BOISE, Idaho (AP) - Idaho lawmakers are gearing up to spend the final few weeks of the legislative session focused on transportation funding, including a key tool the Legislature hasn’t leveraged since 2005.
Last week, Republican state Sen. Bert Brackett, of Rogerson, introduced legislation to allow the state to borrow $300 million in bonds for road projects. The bill is expected to be debated during a hearing Thursday before the Senate Transportation Committee. Here’s a primer on what you need to know:
WHAT KIND OF BOND IS THIS?
Known as “Grant Anticipation Revenue Bonds” - or GARVEE bonds - these bonds allow states to pay for new road projects and repay it with future federal highway payments. It’s a shift from a pay-as-you-go method because it allows states to fund critical transportation projects without putting up the cash first.
As of December 2016, 25 states and three territories have issued over $20.4 billion in GARVEEs, according to the U.S. Department of Transportation.
WHY DOES IDAHO NEED IT?
Idaho currently doesn’t funnel general tax dollars to pay for the state’s aging roads and bridges. Instead it relies on revenue from the gas tax and registration fees to cover the costs. This system hasn’t been enough to keep up with the state’s maintenance, repairs and construction needs, leaving the state with a $262 million a year transportation deficit. Republican lawmakers have already shot down an attempt to raise the gas tax earlier this legislative session. Using a GARVEE bond is one of the remaining options lawmakers have left before adjournment to boost Idaho’s transportation budget.
HAS IDAHO USED GARVEE BONDS BEFORE?
Yes. Idaho first used these bonds in 2005 as part of an ambitious proposal first pitched former Gov. Dirk Kempthorne. The plan originally allowed Idaho to borrow $1.6 billion to improve 258 miles identified in Idaho’s 13 most clogged and crumbling traffic corridors.
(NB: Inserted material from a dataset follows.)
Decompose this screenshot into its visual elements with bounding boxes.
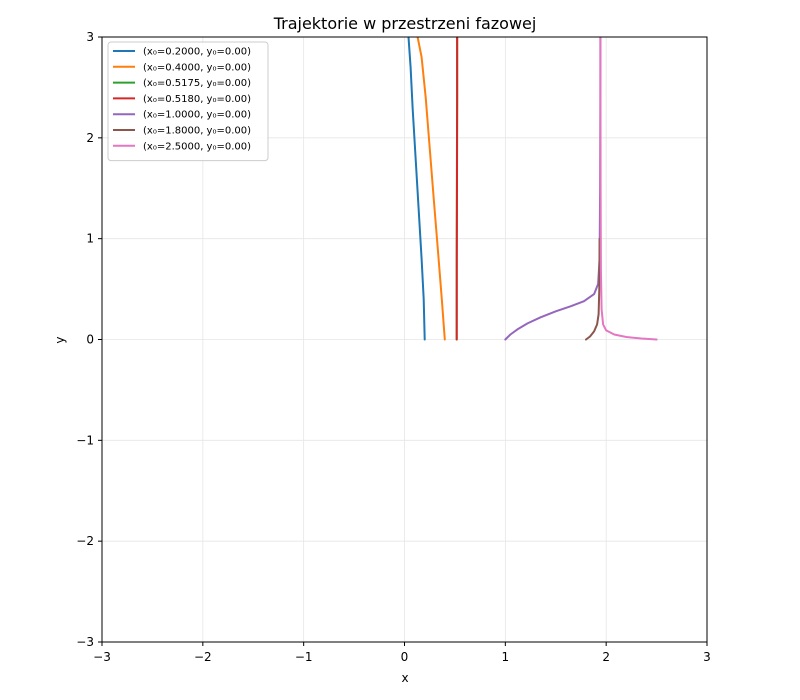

That projected was eventually trimmed to just $857 million to add relief to six traffic corridors.
That project was eventually completed in 2015. Currently, Idaho still owes $564.2 million, which won’t be paid off until 2031.
WHAT DOES THIS NEW PROPOSAL DO?
Brackett’s proposal lists 12 out of the 13 corridors first identified in 2005 that would be funded with GARVEE bonds. These projects include building a new Snake River bridge in south-central Idaho and making improvements along U.S. 30 in eastern Idaho. However, all projects would require approval from the Legislature first.
The plan is expected to be heavily edited if it makes it over to the House, but Brackett said he will fight to carve out GARVEE funding before the anticipated March 24 adjournment.